In the future, if the range of application can be expanded to recognize various products, this technology will be used for labor-saving and automation of cash register work, as well as efficient sorting and inventory management.
NTT has developed “spatio-temporal multidimensional collective data analysis technology” that predicts the movement of people and objects from a variety of data using AI. Currently, in collaboration with NTT DOCOMO, NTT is studying the commercialization of “near-future population prediction”, which predicts the number of people in certain areas of Japan at present and several hours in the future using mobile spatial statistics data.
This technology is intended to model latent structures from the time-series data on the population of each space of a grid, then learn and predict the fluctuation patterns of the latent structural model to predict the current population and population several hours in the future on grid spaces measuring 250 m – 500 m. This technology is being considered for introduction to “on-demand buses” and car-sharing, which operate by predicting traffic demand. There are also attempts being made to develop this technology in order to relieve congestion and traffic jams in urban areas. Specifically, NTT is working on a simulation environment using information on the flow of people and vehicles, and searching for guidance measures to avoid traffic problems, and presenting those results to guide groups.
In the following section we introduce three issues in AI development and efforts being made to solve those issues.
The first matter at hand is training data. Generally when developing AI, it is necessary to prepare a large amount of training data. As the fields if application increase and subdivide, it is necessary to collect, aggregate and analyze data for each field of application, so cost increases dramatically.
Transfer learning is gaining attention as an approach to reduce training data. This is a method of adapting a model trained on one object to another. Using this method can improve accuracy even if the volume of sample data is limited.
The next issue for AI is “blackboxing AI”. Generally, AI learns from a huge volume of data in a mechanized manner in order to derive results, but it is difficult for humans to understand the learning process. If processing inside the AI is “blackboxed”, then it is difficult for users to trust the results.
“AI whiteboxing,” which shows the full process leading to output results, is necessary to solve this problem. In order to achieve this, in 2016 the Defense Advanced Research Projects Agency (DARPA) of the United States Department of Defense launched XAI, a research and development investment project to realize “explainable AI.”

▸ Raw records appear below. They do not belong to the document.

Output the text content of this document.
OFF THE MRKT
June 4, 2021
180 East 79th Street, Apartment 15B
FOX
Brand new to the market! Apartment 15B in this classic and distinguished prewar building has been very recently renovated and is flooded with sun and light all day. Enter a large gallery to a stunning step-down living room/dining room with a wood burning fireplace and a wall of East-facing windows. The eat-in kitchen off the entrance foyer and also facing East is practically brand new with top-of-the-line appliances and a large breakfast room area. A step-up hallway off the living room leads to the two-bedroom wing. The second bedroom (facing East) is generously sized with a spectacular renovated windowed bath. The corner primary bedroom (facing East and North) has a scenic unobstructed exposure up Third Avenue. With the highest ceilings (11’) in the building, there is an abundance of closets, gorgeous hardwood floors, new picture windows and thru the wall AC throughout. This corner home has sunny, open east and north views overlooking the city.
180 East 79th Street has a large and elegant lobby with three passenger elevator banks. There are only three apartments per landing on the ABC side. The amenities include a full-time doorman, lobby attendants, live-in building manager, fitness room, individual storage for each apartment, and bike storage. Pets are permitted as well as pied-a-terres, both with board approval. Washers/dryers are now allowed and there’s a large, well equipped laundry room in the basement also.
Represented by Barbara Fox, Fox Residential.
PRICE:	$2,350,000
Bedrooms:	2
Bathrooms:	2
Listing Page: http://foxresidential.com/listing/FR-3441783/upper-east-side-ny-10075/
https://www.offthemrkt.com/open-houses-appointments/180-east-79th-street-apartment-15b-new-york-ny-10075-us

Another requirement to realize advanced AI is high-performance hardware. Because it is necessary to both execute a large amount of calculations in complex combinations and execute them in parallel, the performance of general-purpose CPUs and GPUs used so far will not be able to keep up, or huge computing resources will be necessary. For this reason, we expect that in the future it will be important to develop frameworks and architectures specialized for AI computation.